Stay selfish to stay relevant is as old as humanity. Magnanimity is often selfishness lowlighted. If charity were to be absolute and remains out of sight of promotional limelight, most of the institutional charities would have been focusing inwards to their insiders, tribe or countrymen than to the big wide world out there. But it has always been the yoke of the incumbent generation (earlier it was X, now Y) to bear the brunt of narcissistic label pasted by the previous generations, even as no generation had delivered up on pure-play charity.
Generalizing about generations is a weak way of analyzing trends. Instead, just get right in there and look at the trend itself, over time, without creating artificial temporal boundaries. Is narcissism increasing? Are motivations changing? Let’s apply Occam’s Razor and see that “generations” are not very useful as categories.
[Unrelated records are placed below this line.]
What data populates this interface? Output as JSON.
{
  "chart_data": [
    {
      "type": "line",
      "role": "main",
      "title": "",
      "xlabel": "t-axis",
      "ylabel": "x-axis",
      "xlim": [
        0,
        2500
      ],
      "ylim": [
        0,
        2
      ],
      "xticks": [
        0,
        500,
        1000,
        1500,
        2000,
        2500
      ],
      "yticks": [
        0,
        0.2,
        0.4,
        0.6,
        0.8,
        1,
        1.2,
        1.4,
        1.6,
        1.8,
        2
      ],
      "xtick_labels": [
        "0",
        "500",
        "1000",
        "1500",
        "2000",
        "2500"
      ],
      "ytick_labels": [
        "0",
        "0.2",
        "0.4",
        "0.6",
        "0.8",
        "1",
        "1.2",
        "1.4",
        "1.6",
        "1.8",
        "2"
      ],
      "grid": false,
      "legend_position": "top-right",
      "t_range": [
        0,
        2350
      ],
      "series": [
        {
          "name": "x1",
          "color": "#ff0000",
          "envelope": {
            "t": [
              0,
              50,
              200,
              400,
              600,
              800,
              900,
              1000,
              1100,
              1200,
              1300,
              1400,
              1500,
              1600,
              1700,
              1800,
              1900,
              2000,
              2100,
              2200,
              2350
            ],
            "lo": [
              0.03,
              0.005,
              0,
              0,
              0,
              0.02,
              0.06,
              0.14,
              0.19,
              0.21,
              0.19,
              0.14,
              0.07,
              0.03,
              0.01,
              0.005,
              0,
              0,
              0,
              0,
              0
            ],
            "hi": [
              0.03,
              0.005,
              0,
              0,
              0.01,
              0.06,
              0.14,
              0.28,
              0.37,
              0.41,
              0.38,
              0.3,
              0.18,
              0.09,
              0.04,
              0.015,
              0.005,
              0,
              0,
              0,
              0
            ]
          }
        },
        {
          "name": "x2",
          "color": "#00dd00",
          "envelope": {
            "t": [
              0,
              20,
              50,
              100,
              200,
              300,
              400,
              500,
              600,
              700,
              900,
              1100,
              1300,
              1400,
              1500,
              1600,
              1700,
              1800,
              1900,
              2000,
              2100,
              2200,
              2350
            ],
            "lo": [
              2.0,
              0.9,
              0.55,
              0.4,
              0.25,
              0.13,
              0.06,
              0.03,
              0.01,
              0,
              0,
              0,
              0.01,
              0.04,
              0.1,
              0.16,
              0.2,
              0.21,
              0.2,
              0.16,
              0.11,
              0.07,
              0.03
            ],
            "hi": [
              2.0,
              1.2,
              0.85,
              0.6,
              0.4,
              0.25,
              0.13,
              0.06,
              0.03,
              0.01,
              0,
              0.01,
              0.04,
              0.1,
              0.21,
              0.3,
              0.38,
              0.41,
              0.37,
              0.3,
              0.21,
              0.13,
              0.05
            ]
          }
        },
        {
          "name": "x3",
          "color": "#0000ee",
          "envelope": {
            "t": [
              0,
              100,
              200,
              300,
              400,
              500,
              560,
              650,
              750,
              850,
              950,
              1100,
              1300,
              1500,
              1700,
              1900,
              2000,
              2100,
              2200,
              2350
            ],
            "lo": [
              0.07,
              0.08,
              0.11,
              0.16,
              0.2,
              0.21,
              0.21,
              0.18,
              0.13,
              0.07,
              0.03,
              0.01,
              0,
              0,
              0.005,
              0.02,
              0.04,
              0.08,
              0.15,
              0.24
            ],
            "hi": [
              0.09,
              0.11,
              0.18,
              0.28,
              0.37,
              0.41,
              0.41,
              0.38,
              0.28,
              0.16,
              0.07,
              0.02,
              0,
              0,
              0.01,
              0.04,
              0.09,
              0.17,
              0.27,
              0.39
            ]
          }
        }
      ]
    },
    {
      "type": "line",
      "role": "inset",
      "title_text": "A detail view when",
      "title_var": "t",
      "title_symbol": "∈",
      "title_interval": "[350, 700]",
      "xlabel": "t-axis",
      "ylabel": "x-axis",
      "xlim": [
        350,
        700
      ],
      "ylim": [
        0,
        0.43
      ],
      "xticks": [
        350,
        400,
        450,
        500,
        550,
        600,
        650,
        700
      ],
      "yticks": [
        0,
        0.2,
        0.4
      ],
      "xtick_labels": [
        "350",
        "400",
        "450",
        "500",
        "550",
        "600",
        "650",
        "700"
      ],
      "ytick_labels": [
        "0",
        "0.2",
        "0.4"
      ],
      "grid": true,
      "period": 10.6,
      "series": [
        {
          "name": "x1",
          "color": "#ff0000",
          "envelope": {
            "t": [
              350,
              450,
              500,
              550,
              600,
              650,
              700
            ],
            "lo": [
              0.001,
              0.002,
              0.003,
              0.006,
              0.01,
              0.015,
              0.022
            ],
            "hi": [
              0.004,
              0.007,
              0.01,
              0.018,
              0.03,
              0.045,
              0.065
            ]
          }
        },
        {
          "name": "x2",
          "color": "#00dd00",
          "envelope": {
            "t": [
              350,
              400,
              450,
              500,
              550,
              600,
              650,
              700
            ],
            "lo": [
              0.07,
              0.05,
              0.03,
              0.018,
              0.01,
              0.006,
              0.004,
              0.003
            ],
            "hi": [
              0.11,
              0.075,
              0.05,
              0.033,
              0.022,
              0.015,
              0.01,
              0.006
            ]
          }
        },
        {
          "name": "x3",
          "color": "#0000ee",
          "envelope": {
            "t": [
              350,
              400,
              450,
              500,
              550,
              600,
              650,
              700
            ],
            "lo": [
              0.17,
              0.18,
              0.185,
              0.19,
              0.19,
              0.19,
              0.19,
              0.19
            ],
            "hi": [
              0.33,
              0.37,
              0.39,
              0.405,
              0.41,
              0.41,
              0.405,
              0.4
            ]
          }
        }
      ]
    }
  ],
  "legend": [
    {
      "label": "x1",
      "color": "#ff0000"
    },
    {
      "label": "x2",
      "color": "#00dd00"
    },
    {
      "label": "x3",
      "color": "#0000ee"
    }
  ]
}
Also, Douthat mis-uses the term “solipsism.” Yes, I see that some definitions include “extreme egocentrism,” but given that we have terms like narcissism and egocentrism, perhaps we should set this term aside for cases where there may be some actual absence of a theory of mind – e.g., babies are actually solipsistic in that they don’t grasp that there are other minds.
Uh oh… looks like you pissed off some narcissistic, ego-centric know-it-alls.
The narcissism has been indirectly encouraged by the previous generation who raised us and created the culture we live in. Who is it that requires community service to get into school? It’s not millenials. No one even used Twitter really and then all the stupid news stations and talk shows started talking about it, whose in charge of that? Not millenials. Who puts Kim Kardashian on TV? This is a top down thing, not bottom up.
In the specific case of Kim Kardashian, it’s definitely “bottom-up.”
I apologise. It was just too easy.
Slightly more seriously, the civic-minded narcissism (or narcissistic civic-mindedness) of Millenials might have a pleasing if unintended consequence: making people realise that charity isn’t about giving to others.
In reply to DaveJ:
Douthat doesn’t misuse ‘solipsism’. Especially from his traditionalist Christian conservative viewpoint, worldviews that are essentially narcissistic or self-centered are indeed necessarily rooted in a metaphysical solipsism.
Also, I think Ross is right on, especially the part about abstraction replacing real commitment. Abstract commitment is an example of people liking the idea of something, as in the case of liking the idea of being a humanitarian, egalitarian, what-have-you person. Unfortunately real commitment would too often interfere with concerns that are at bottom about their own comfort and preference and “free choice”.